Tuesday, January 15, 2013

Necessity, Contingency, and Being

It occurred to me that the necessity in Collingwood's concept of duty implies that there is a definite being. People are a certain way. More specifically, we simply think and feel certain things.

We are not pure becoming. We are not a blank slate that can be transformed into whatever we want. We come from definite histories that determine, to a certain extent, our patterns of feeling and thought.

Contingency, however, emerges in how we make sense of our being. Contingency comes from the relationship between our thoughts and feelings.

Duty, it seems, is just a certain type of self-knowledge. A knowledge of our hearts and minds that tells us that we cannot act any other way.

Strange. So, it is a little bit clearer to me how Collingwood's concept of duty involves a certain sense of necessity, yet leaves room for contingency.

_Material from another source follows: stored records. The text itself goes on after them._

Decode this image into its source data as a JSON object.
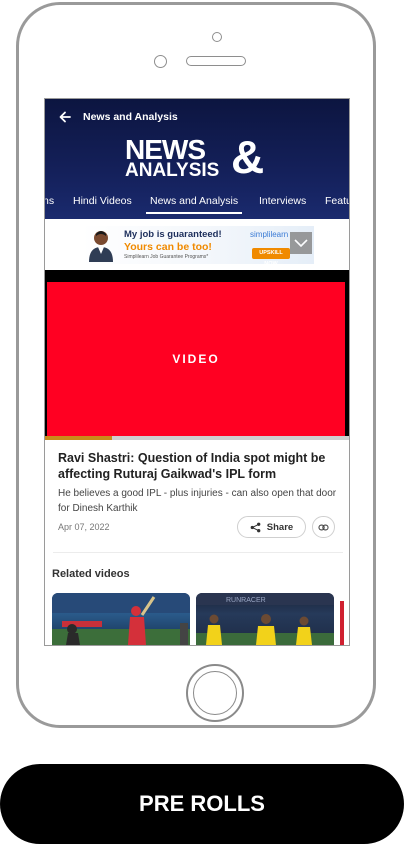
{
  "header": {
    "title": "News and Analysis",
    "logo_line1": "NEWS",
    "logo_line2": "ANALYSIS",
    "logo_amp": "&"
  },
  "tabs": [
    {
      "label": "ns"
    },
    {
      "label": "Hindi Videos"
    },
    {
      "label": "News and Analysis",
      "active": true
    },
    {
      "label": "Interviews"
    },
    {
      "label": "Featu"
    }
  ],
  "ad": {
    "line1": "My job is guaranteed!",
    "line2": "Yours can be too!",
    "line3": "Simplilearn Job Guarantee Programs*",
    "brand": "simplilearn",
    "cta": "UPSKILL NOW"
  },
  "video": {
    "label": "VIDEO",
    "progress_percent": 22
  },
  "article": {
    "title": "Ravi Shastri: Question of India spot might be affecting Ruturaj Gaikwad's IPL form",
    "description": "He believes a good IPL - plus injuries - can also open that door for Dinesh Karthik",
    "date": "Apr 07, 2022",
    "share_label": "Share"
  },
  "related": {
    "title": "Related videos",
    "thumb2_caption": "RUNRACER"
  },
  "footer": {
    "label": "PRE ROLLS"
  },
  "colors": {
    "header_bg": "#0c1540",
    "video_red": "#ff0022",
    "ad_orange": "#f08a00",
    "pill_bg": "#000000"
  },
  "icons": [
    "back-arrow-icon",
    "share-icon",
    "link-icon",
    "close-chevron-icon"
  ]
}
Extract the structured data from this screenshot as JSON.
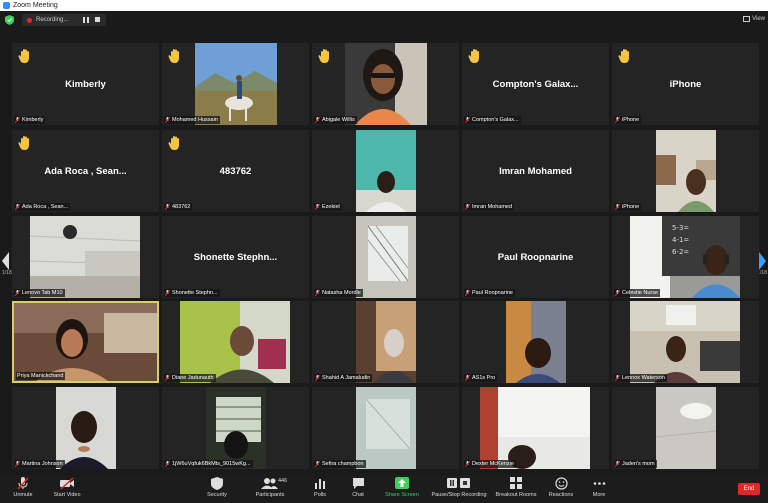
{
  "window": {
    "title": "Zoom Meeting"
  },
  "topbar": {
    "recording_label": "Recording...",
    "view_label": "View"
  },
  "navigation": {
    "page_left": "1/18",
    "page_right": "1/18"
  },
  "participants": [
    {
      "name": "Kimberly",
      "hand": true,
      "muted": true,
      "video": false
    },
    {
      "name": "Mohamed Hussain",
      "hand": true,
      "muted": true,
      "video": true,
      "scene": "horse"
    },
    {
      "name": "Abigale Willis",
      "hand": true,
      "muted": true,
      "video": true,
      "scene": "woman-sunglasses"
    },
    {
      "name": "Compton's Galax...",
      "hand": true,
      "muted": true,
      "video": false
    },
    {
      "name": "iPhone",
      "hand": true,
      "muted": true,
      "video": false
    },
    {
      "name": "Ada Roca , Sean...",
      "hand": true,
      "muted": true,
      "video": false
    },
    {
      "name": "483762",
      "hand": true,
      "muted": true,
      "video": false
    },
    {
      "name": "Ezekiel",
      "hand": false,
      "muted": true,
      "video": true,
      "scene": "teal-room"
    },
    {
      "name": "Imran Mohamed",
      "hand": false,
      "muted": true,
      "video": false
    },
    {
      "name": "iPhone",
      "hand": false,
      "muted": true,
      "video": true,
      "scene": "kitchen"
    },
    {
      "name": "Lenovo Tab M10",
      "hand": false,
      "muted": true,
      "video": true,
      "scene": "ceiling"
    },
    {
      "name": "Shonette  Stephn...",
      "hand": false,
      "muted": true,
      "video": false
    },
    {
      "name": "Natasha Mordle",
      "hand": false,
      "muted": true,
      "video": true,
      "scene": "window-blind"
    },
    {
      "name": "Paul Roopnarine",
      "hand": false,
      "muted": true,
      "video": false
    },
    {
      "name": "Celestie Nurse",
      "hand": false,
      "muted": true,
      "video": true,
      "scene": "whiteboard"
    },
    {
      "name": "Priya Manickchand",
      "hand": false,
      "muted": false,
      "video": true,
      "scene": "speaker"
    },
    {
      "name": "Diane Jadunauth",
      "hand": false,
      "muted": true,
      "video": true,
      "scene": "green-room"
    },
    {
      "name": "Shahid A Jamaludin",
      "hand": false,
      "muted": true,
      "video": true,
      "scene": "doorway"
    },
    {
      "name": "AS1s Pro",
      "hand": false,
      "muted": true,
      "video": true,
      "scene": "selfie"
    },
    {
      "name": "Lennox Waterson",
      "hand": false,
      "muted": true,
      "video": true,
      "scene": "office"
    },
    {
      "name": "Martina Johnson",
      "hand": false,
      "muted": true,
      "video": true,
      "scene": "woman-dark"
    },
    {
      "name": "1jW6uVqfuk6BkMts_9015wKg...",
      "hand": false,
      "muted": true,
      "video": true,
      "scene": "dark-window"
    },
    {
      "name": "Sefira champbon",
      "hand": false,
      "muted": true,
      "video": true,
      "scene": "wall"
    },
    {
      "name": "Dexter McKenzie",
      "hand": false,
      "muted": true,
      "video": true,
      "scene": "curtain-room"
    },
    {
      "name": "Jaden's mom",
      "hand": false,
      "muted": true,
      "video": true,
      "scene": "ceiling-light"
    }
  ],
  "toolbar": {
    "unmute": "Unmute",
    "start_video": "Start Video",
    "security": "Security",
    "participants": "Participants",
    "participants_count": "446",
    "polls": "Polls",
    "chat": "Chat",
    "share_screen": "Share Screen",
    "pause_recording": "Pause/Stop Recording",
    "breakout_rooms": "Breakout Rooms",
    "reactions": "Reactions",
    "more": "More",
    "end": "End"
  },
  "colors": {
    "accent_green": "#3ecf5a",
    "end_red": "#e02828",
    "active_speaker": "#d6ce6a",
    "hand_yellow": "#f5c542"
  }
}
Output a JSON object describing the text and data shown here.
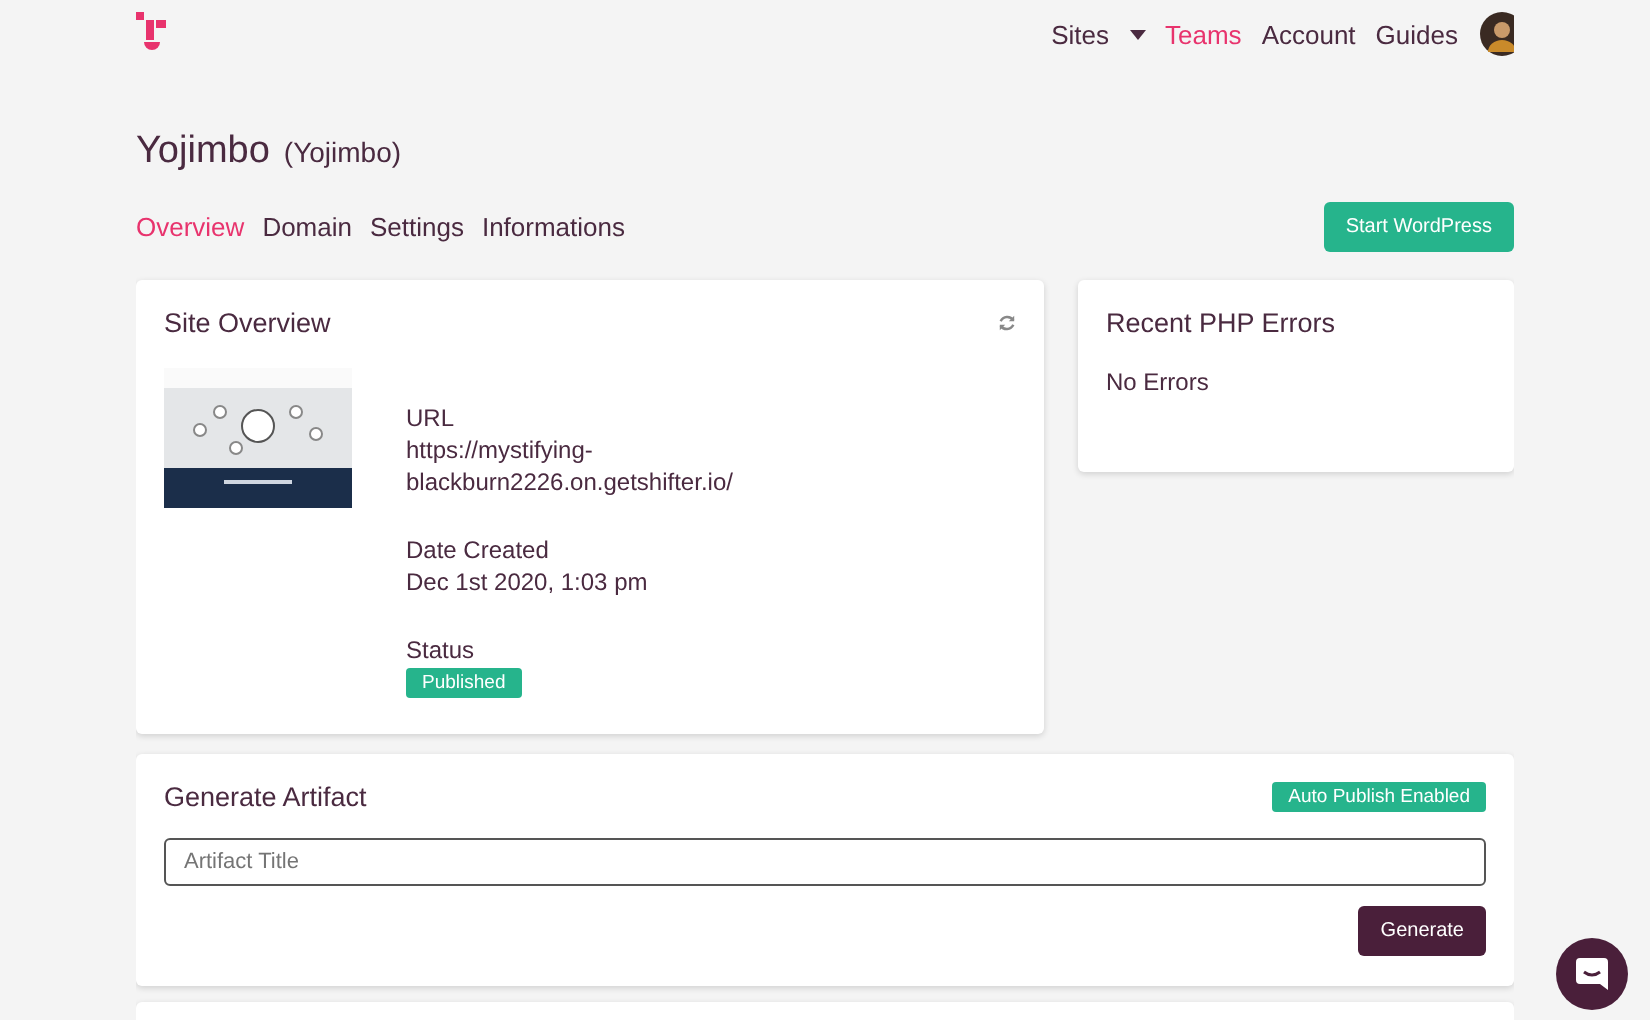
{
  "nav": {
    "items": [
      {
        "label": "Sites",
        "selected": false,
        "dropdown": true
      },
      {
        "label": "Teams",
        "selected": true,
        "dropdown": false
      },
      {
        "label": "Account",
        "selected": false,
        "dropdown": false
      },
      {
        "label": "Guides",
        "selected": false,
        "dropdown": false
      }
    ]
  },
  "site": {
    "name": "Yojimbo",
    "subtitle": "(Yojimbo)"
  },
  "tabs": [
    {
      "label": "Overview",
      "selected": true
    },
    {
      "label": "Domain",
      "selected": false
    },
    {
      "label": "Settings",
      "selected": false
    },
    {
      "label": "Informations",
      "selected": false
    }
  ],
  "start_button": "Start WordPress",
  "overview": {
    "title": "Site Overview",
    "fields": [
      {
        "label": "URL",
        "value": "https://mystifying-blackburn2226.on.getshifter.io/",
        "kind": "text"
      },
      {
        "label": "Date Created",
        "value": "Dec 1st 2020, 1:03 pm",
        "kind": "text"
      },
      {
        "label": "Status",
        "value": "Published",
        "kind": "badge"
      }
    ]
  },
  "errors": {
    "title": "Recent PHP Errors",
    "message": "No Errors"
  },
  "artifact": {
    "title": "Generate Artifact",
    "badge": "Auto Publish Enabled",
    "placeholder": "Artifact Title",
    "button": "Generate"
  }
}
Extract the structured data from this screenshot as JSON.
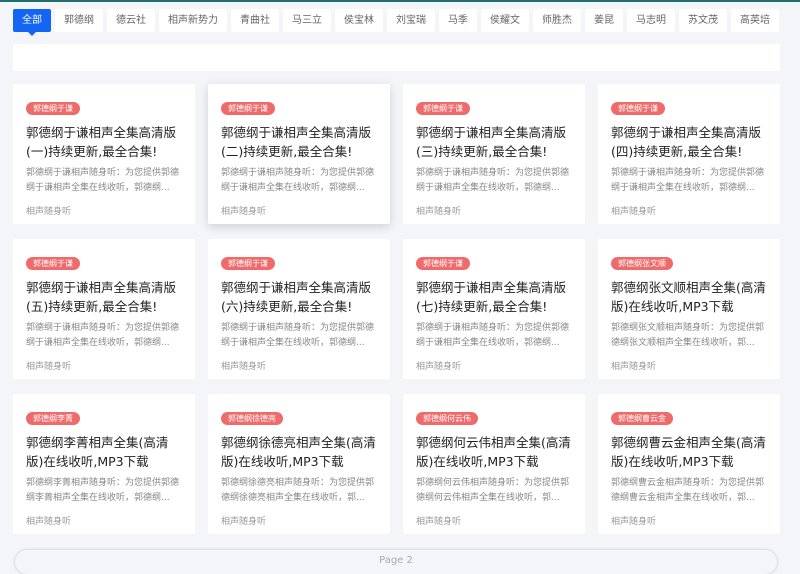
{
  "tabs": [
    "全部",
    "郭德纲",
    "德云社",
    "相声新势力",
    "青曲社",
    "马三立",
    "侯宝林",
    "刘宝瑞",
    "马季",
    "侯耀文",
    "师胜杰",
    "姜昆",
    "马志明",
    "苏文茂",
    "高英培"
  ],
  "cards": [
    {
      "badge": "郭德纲于谦",
      "title": "郭德纲于谦相声全集高清版(一)持续更新,最全合集!",
      "desc": "郭德纲于谦相声随身听：为您提供郭德纲于谦相声全集在线收听，郭德纲...",
      "source": "相声随身听"
    },
    {
      "badge": "郭德纲于谦",
      "title": "郭德纲于谦相声全集高清版(二)持续更新,最全合集!",
      "desc": "郭德纲于谦相声随身听：为您提供郭德纲于谦相声全集在线收听，郭德纲...",
      "source": "相声随身听"
    },
    {
      "badge": "郭德纲于谦",
      "title": "郭德纲于谦相声全集高清版(三)持续更新,最全合集!",
      "desc": "郭德纲于谦相声随身听：为您提供郭德纲于谦相声全集在线收听，郭德纲...",
      "source": "相声随身听"
    },
    {
      "badge": "郭德纲于谦",
      "title": "郭德纲于谦相声全集高清版(四)持续更新,最全合集!",
      "desc": "郭德纲于谦相声随身听：为您提供郭德纲于谦相声全集在线收听，郭德纲...",
      "source": "相声随身听"
    },
    {
      "badge": "郭德纲于谦",
      "title": "郭德纲于谦相声全集高清版(五)持续更新,最全合集!",
      "desc": "郭德纲于谦相声随身听：为您提供郭德纲于谦相声全集在线收听，郭德纲...",
      "source": "相声随身听"
    },
    {
      "badge": "郭德纲于谦",
      "title": "郭德纲于谦相声全集高清版(六)持续更新,最全合集!",
      "desc": "郭德纲于谦相声随身听：为您提供郭德纲于谦相声全集在线收听，郭德纲...",
      "source": "相声随身听"
    },
    {
      "badge": "郭德纲于谦",
      "title": "郭德纲于谦相声全集高清版(七)持续更新,最全合集!",
      "desc": "郭德纲于谦相声随身听：为您提供郭德纲于谦相声全集在线收听，郭德纲...",
      "source": "相声随身听"
    },
    {
      "badge": "郭德纲张文顺",
      "title": "郭德纲张文顺相声全集(高清版)在线收听,MP3下载",
      "desc": "郭德纲张文顺相声随身听：为您提供郭德纲张文顺相声全集在线收听，郭...",
      "source": "相声随身听"
    },
    {
      "badge": "郭德纲李菁",
      "title": "郭德纲李菁相声全集(高清版)在线收听,MP3下载",
      "desc": "郭德纲李菁相声随身听：为您提供郭德纲李菁相声全集在线收听，郭德纲...",
      "source": "相声随身听"
    },
    {
      "badge": "郭德纲徐德亮",
      "title": "郭德纲徐德亮相声全集(高清版)在线收听,MP3下载",
      "desc": "郭德纲徐德亮相声随身听：为您提供郭德纲徐德亮相声全集在线收听，郭...",
      "source": "相声随身听"
    },
    {
      "badge": "郭德纲何云伟",
      "title": "郭德纲何云伟相声全集(高清版)在线收听,MP3下载",
      "desc": "郭德纲何云伟相声随身听：为您提供郭德纲何云伟相声全集在线收听，郭...",
      "source": "相声随身听"
    },
    {
      "badge": "郭德纲曹云金",
      "title": "郭德纲曹云金相声全集(高清版)在线收听,MP3下载",
      "desc": "郭德纲曹云金相声随身听：为您提供郭德纲曹云金相声全集在线收听，郭...",
      "source": "相声随身听"
    }
  ],
  "pager": {
    "label": "Page 2"
  },
  "colors": {
    "active_tab": "#1565f5",
    "badge": "#ef6b6b",
    "top_border": "#1f6f6a"
  }
}
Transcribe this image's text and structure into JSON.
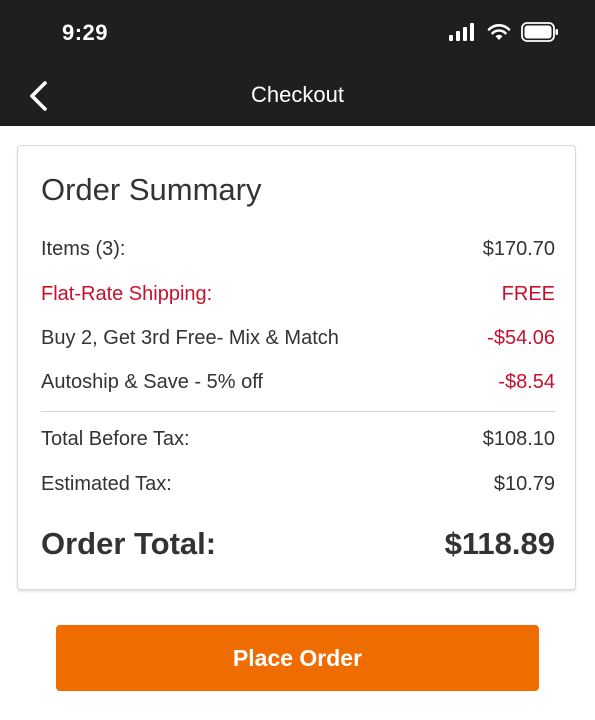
{
  "status_bar": {
    "time": "9:29",
    "icons": [
      "cellular-signal-icon",
      "wifi-icon",
      "battery-icon"
    ]
  },
  "nav": {
    "title": "Checkout",
    "back_icon": "chevron-left-icon"
  },
  "summary": {
    "title": "Order Summary",
    "lines": [
      {
        "label": "Items (3):",
        "value": "$170.70",
        "style": "normal"
      },
      {
        "label": "Flat-Rate Shipping:",
        "value": "FREE",
        "style": "red"
      },
      {
        "label": "Buy 2, Get 3rd Free- Mix & Match",
        "value": "-$54.06",
        "style": "red-value"
      },
      {
        "label": "Autoship & Save - 5% off",
        "value": "-$8.54",
        "style": "red-value"
      },
      {
        "label": "Total Before Tax:",
        "value": "$108.10",
        "style": "normal"
      },
      {
        "label": "Estimated Tax:",
        "value": "$10.79",
        "style": "normal"
      }
    ],
    "total_label": "Order Total:",
    "total_value": "$118.89"
  },
  "actions": {
    "place_order_label": "Place Order"
  },
  "colors": {
    "header_bg": "#1f1f1f",
    "accent_orange": "#ef6c00",
    "discount_red": "#c8102e",
    "text": "#333333"
  }
}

I still don't really understand.

But it has something to do with the firm reality of our thoughts and feelings. It has something to do with determinism.

Something to do with the use of consciousness to glean a truth that we already know somewhere deep inside of us.

Duty is beginning to feel a little bit aesthetic, a little bit zen. That is, after all, where I knew this writing had to go. But now that I've realized that duty has something to do with being, something to do with definite ways of thought and feeling inside of us, it seems more obvious to me that duty is really just about a type of expression.

It is properly aesthetic, as Collingwood defines it. It is the use of consciousness to clarify a truth that has already been grasped in some ways by our heart.